If you are sharing your own house vs renting out an autonomous unit, the rules are different (at least here in Seattle), you can discriminate a lot more legally than you could otherwise. So someone who rents room in their home only to Chinese international students is completely ok (as long as they share living space with the landlord). Not sure what the laws are in California, but federally it’s kosher.
> If you are sharing your own house vs renting out an autonomous unit

A duplex by definition is a building with two separate dwelling units.

You are right, here are the seattle FAQ on first qualified applications:

> Yes. The first-in-time requirement applies to duplexes and triplexes even if the owner resides in one of the units. The non-owner occupied units are considered separate dwellings, and therefore are subject to the Seattle Open Housing Ordinance, which includes the first-in-time provisions.

The other two points where exceptions exists are for accessory dwelling units and (as I stated previously) when the owner lives in the same spaces being rented out, see http://www.seattle.gov/documents/Departments/CivilRights/Fai...

Now if the lady in question was renting out the basement, that might count as an accessory dwelling unit, and she would be exempt under Seattle rules (but this is in SF, so the rules would be different).

My guess is that as long as she doesn't advertise the unit (in the sense that she put it up for application), she can simply mention its availability to a small network that conveys it by word of mouth.
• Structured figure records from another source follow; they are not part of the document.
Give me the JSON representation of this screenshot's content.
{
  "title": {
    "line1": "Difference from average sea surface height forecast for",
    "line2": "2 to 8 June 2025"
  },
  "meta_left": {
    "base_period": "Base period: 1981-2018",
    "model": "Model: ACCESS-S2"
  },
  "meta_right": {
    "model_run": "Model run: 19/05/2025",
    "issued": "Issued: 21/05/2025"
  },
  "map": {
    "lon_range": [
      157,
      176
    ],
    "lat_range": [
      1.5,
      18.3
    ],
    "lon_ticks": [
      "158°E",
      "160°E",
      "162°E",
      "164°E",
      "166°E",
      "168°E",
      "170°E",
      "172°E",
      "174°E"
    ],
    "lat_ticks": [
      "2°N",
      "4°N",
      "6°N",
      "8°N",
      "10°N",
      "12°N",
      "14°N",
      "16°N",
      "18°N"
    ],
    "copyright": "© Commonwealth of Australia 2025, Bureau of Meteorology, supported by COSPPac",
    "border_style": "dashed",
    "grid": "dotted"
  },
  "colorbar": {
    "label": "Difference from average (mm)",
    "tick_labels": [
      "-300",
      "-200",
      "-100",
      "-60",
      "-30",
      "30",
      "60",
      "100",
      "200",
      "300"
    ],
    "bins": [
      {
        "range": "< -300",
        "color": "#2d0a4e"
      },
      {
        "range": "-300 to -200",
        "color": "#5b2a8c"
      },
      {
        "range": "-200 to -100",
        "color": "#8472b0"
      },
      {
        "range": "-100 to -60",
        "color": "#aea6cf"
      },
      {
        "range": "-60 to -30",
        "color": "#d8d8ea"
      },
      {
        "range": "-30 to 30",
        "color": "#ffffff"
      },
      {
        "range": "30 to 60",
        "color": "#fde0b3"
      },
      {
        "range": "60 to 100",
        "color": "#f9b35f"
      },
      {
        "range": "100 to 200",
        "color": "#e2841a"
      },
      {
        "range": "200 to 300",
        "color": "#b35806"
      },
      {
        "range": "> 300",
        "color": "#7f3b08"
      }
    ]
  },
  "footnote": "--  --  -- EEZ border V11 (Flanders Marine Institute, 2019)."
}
It is impossible to legislate that kind of discrimination, there are tons of units that don't officially go on the market (via advertising on zillow, for example) but still get rented out.

The Fair Housing Act (the part of the 1968 Civil Rights Act you are referring to) exempts owner-occupied buildings with less than five units, so it wouldn't apply to the other unit in an owner-occupied duplex.
I didn't understand the GP to mean they were occupying the duplex. But in that context, it still violates california fair housing law.
Oh sure, rather flagrantly. I count at least four protected traits it discriminates on. (Mentioned in a post in another branch of the thread.)
What part of the civil rights act does it violate?
It's discussed on other parts of the thread. Also, I was assuming that this was not an owner-occupied duplex. It falls to state law if it is.